The nurse then makes an initial evaluation and directs patients to the appropriate specialized unit, whether that is prompt, urgent, or rapid assessment care, or pediatric care. Prompt care is for minor injuries, such as a sprained ankle. Urgent care is for severe illnesses that could result in hospital admission. Rapid assessment is what the hospital calls a "resource-intensive process" in which studies and tests are done, and then a patient is moved to a private area for treatment decisions.
Patients also are moving quicker through the ED, says Zimmer. Since 2005, the door-to-doc time decreased from about 45–50 minutes to 20–25 minutes in 2013, he says. In the meantime, he says "length of stay dropped 40 minutes" from 344 minutes to 304 minutes, based on Hospital Compare data.
According to Hospital Compare, the average time a patient spent in the ED before they were seen by a healthcare professional at St. Mary was 28 minutes in 2012, while the state average was 31 minutes and the national average was 30 minutes.
Just getting to the point of initiating the split-flow model was complicated, Zimmer says.
The hospital embarked on a six-month plan that focused on workflow process redesign, which involved 30 employees, including staff interacting with the ED, lab, floor nurses, physician assistants, and leadership, Zimmer adds.
St. Mary initiated the changes after reviews by hospital leadership and staff. It was an exhausting and
sometimes aggravating cultural shift, he says. In a two-day Lean workflow analysis, hospital officials whittled down what had been a lengthy process—68 steps from when a patient arrived until care was completed—to about 48 steps, he says.

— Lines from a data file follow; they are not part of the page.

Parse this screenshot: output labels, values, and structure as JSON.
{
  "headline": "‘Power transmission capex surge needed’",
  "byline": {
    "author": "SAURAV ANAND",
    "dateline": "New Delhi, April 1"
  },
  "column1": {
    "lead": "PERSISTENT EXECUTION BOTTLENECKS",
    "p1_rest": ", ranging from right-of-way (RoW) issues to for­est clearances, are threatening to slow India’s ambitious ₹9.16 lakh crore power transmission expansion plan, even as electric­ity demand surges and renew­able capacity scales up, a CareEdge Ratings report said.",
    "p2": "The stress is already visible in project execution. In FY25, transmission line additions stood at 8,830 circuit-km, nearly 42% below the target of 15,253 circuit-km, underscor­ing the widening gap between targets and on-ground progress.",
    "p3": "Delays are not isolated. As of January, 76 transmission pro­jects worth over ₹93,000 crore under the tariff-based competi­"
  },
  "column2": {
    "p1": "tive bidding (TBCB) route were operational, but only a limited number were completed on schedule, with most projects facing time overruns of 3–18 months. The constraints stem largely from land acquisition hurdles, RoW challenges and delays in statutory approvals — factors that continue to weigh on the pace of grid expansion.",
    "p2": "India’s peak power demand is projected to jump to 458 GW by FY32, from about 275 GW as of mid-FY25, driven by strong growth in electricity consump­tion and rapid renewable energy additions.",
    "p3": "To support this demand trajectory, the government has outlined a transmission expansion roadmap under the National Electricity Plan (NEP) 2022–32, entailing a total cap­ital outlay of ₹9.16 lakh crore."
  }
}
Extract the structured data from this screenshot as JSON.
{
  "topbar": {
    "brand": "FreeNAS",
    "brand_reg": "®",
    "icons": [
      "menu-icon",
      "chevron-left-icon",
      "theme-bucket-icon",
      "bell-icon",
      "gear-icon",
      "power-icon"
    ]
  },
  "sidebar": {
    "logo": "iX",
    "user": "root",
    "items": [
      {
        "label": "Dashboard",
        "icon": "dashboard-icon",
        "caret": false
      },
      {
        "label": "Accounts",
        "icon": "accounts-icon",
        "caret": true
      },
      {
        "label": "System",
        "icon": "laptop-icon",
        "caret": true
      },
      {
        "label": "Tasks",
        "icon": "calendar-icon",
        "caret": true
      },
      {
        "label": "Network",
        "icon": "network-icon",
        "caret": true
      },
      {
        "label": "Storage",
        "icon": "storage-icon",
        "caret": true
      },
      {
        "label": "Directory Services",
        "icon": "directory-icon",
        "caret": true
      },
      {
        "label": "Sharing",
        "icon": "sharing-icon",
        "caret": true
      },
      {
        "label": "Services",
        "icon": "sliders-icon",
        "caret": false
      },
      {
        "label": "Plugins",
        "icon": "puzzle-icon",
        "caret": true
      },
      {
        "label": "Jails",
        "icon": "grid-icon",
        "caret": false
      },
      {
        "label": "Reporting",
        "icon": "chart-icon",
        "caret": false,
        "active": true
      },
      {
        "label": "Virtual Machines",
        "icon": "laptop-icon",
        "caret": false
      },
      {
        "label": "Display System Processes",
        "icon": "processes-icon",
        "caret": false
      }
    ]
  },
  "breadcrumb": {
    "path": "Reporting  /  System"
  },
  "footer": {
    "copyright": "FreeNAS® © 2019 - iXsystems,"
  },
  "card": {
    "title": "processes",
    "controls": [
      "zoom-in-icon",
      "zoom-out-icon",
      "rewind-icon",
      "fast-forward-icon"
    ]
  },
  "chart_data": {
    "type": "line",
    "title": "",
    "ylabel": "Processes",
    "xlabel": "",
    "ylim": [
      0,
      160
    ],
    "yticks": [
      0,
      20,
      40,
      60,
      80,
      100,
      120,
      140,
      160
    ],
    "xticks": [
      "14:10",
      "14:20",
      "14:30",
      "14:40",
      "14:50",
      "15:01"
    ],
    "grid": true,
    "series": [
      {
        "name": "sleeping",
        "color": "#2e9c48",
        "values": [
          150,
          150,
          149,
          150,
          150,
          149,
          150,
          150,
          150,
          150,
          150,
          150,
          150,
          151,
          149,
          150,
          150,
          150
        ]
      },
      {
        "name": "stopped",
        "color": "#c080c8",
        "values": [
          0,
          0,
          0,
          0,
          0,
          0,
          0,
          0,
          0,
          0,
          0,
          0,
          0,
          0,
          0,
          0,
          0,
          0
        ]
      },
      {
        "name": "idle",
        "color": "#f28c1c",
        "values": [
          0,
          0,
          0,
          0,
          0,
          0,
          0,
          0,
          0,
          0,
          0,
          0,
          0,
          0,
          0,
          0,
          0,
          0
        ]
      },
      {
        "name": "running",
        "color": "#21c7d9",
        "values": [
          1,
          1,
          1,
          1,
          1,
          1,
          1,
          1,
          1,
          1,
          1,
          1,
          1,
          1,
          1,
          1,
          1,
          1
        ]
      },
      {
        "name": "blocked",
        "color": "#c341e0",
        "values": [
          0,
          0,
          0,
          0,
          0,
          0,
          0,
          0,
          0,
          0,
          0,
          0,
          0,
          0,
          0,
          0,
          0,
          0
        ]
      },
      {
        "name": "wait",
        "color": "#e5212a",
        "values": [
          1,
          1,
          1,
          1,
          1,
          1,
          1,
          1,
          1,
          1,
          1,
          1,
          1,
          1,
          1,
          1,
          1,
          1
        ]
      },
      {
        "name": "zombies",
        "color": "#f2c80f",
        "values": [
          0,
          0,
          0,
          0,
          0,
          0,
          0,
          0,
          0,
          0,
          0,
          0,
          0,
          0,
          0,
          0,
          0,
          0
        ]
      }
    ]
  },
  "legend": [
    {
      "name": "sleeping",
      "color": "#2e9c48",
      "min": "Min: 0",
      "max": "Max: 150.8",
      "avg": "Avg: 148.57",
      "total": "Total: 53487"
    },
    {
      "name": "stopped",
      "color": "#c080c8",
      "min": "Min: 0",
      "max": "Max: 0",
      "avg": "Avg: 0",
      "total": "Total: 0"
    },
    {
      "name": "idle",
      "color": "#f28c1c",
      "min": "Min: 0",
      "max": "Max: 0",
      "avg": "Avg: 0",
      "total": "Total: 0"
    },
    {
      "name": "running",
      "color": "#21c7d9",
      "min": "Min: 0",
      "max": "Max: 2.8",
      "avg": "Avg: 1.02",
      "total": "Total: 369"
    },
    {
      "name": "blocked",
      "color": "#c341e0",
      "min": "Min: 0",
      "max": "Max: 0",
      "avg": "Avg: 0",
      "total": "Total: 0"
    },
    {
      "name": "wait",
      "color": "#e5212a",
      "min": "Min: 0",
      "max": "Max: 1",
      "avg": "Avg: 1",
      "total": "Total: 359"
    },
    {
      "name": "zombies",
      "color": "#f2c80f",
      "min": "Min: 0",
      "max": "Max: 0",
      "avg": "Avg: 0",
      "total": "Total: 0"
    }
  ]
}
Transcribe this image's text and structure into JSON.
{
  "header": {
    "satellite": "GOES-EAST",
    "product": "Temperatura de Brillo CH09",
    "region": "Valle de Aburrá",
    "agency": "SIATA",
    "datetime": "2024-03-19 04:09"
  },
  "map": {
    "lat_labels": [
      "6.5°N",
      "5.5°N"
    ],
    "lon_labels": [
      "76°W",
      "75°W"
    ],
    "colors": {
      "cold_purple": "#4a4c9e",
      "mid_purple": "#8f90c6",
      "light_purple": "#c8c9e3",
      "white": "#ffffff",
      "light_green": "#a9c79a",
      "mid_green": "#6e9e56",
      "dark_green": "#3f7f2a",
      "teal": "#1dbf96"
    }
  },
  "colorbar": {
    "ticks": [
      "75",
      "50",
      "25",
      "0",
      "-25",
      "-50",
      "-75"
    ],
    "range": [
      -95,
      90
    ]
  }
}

"During those two days, we retooled people's jobs," Zimmer adds. "Some people were unhappy, but we listened to their concerns. There were some sleepless nights. But the process wasn't designed in a vacuum; it involved staff, and that was the key. There was an attitude, 'We can do this,' and we all pushed each other. We also had many site visits in ancillary departments that were impacted."
Zimmer says the hospital worked to "adopt a really different way of thinking. We really hardwired the process and didn't allow people to deviate from it." Eventually, the champions of change—including nurses and physicians who were "process owners of the change"—narrowed down the pool of ideas to those that could be implemented, he says.
"The basic concept of sorting out the middle-acuity patients was the key to our success," Zimmer says. "We committed ourselves to continue to evolve the process."
Success key No. 2: Bed control
Keeping tabs on hospital bed usage—how many patients are on the floor, who is ready to be discharged, what kind of patients are arriving—helps hospital personnel efficiently process patients from the ED to other areas of the healthcare facility.
Several years ago, Ingalls Memorial Hospital "didn't have a strong process in place for bed control," says Mikos, the CNO who oversees the ED and projects designed to increase hospital efficiencies. "It might have taken three hours to find a bed."
Implementing an electronic bed request system has significantly improved the hospital's ability to coordinate care for patients, especially those transferred as inpatients from the ED. A computer system monitors the beds and determines which ones are open, filled, or need to be cleaned. "Having an electronic bed management system has drastically improved the hospital's ability to find a range of beds and coordinate care," Mikos says.
Bed control. Central transportation. Housekeeping. "It all ties together; all three are important," she says.
The hospital receives about 49,000 visits a year to its 26-bed ED, an increase of 7,000 from five years ago. During that period, the hospital reduced its ED length of stay from 335 minutes to about 200 minutes. Mikos attributes the results to what she termed improved efficiencies in the hospital's ED throughput, especially its bed request or "tele-tracking" system.